Memory is cheap drama if you bound it
Characters maintain persistent relationships: a signed sentiment toward the Patron and toward one another, influenced by events such as loan repayments, crop shorting, or forming alliances. A creature that turns hostile refuses loans and demands worse terms; allied creatures stop undercutting each other and behave like a cartel.
The trap is prompt inflation. Raw history grows indefinitely, causing a small model to drown in context. The solution is to never put full history in the prompt. Instead, the model sees a one-line bucketed summary, such as “you feel warmly toward Oona, wary of the Patron,” capped to the few strongest feelings derived from integer sentiment. Notes are kept for tracing but remain bounded and invisible to the model. The resulting behavioural bias is part emergent (the summary nudges the model) and part mechanical (a strongly hostile creature deterministically refuses), making it observable and testable rather than a hope.
What actually happened
A representative council run, with the full v2 mechanics active:
| Lever | Result |
|---|---|
| Models in the council | 4 labs, all under the 32B cap, served on Modal |
| Fine-tuned 0.5B reliability | 0% self-buys, 100% valid offers (beats its 3B teacher) |
| Truth firewall | 0 leaks of a tip’s hidden flag across every prompt scanned |
| Insider tip edge | a true-tip pre-position settles a positive P&L; a false tip does not |
| Heat to investigation | two clean suspicious wins cross the magistrate’s line |
| Ruin | a margin call and a loan default banish a creature, who returns a chapter later |
This represents a single seeded run exercising the Patron, the information war, relationships, and leverage end to end.

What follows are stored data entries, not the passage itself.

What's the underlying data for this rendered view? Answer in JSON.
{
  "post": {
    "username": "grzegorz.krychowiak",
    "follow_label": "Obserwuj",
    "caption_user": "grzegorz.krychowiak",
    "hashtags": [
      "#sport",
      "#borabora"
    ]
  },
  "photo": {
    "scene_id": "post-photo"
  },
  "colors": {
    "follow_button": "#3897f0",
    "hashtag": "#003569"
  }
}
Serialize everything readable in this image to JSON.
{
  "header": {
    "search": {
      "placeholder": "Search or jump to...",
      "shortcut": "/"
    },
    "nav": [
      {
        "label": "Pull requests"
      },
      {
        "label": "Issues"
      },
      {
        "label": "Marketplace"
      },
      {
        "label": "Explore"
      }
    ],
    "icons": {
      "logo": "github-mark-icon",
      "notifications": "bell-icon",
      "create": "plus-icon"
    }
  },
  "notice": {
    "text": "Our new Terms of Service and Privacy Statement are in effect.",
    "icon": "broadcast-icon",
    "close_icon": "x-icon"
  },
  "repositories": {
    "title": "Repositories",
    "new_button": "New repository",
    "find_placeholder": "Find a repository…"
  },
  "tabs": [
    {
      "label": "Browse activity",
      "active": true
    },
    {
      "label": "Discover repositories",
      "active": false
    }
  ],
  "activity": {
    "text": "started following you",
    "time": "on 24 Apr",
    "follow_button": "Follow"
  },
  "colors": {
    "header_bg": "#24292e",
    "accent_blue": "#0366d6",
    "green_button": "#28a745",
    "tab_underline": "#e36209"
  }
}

Takeaways for building with small models
- A small model is a reliable format generator and an unreliable reasoner; you close the gap with structure, prompting, and a small fine-tune, not with scale.
- A heterogeneous council is more interesting than a homogeneous one and costs you only config once the serving layer is solid.
- Secret information given to an agent is a firewall problem, and the firewall belongs in the data flow, proven by a test, not in a prompt instruction.
- Persistent memory is the cheapest way to make agents feel alive, as long as the prompt only ever sees a bounded summary.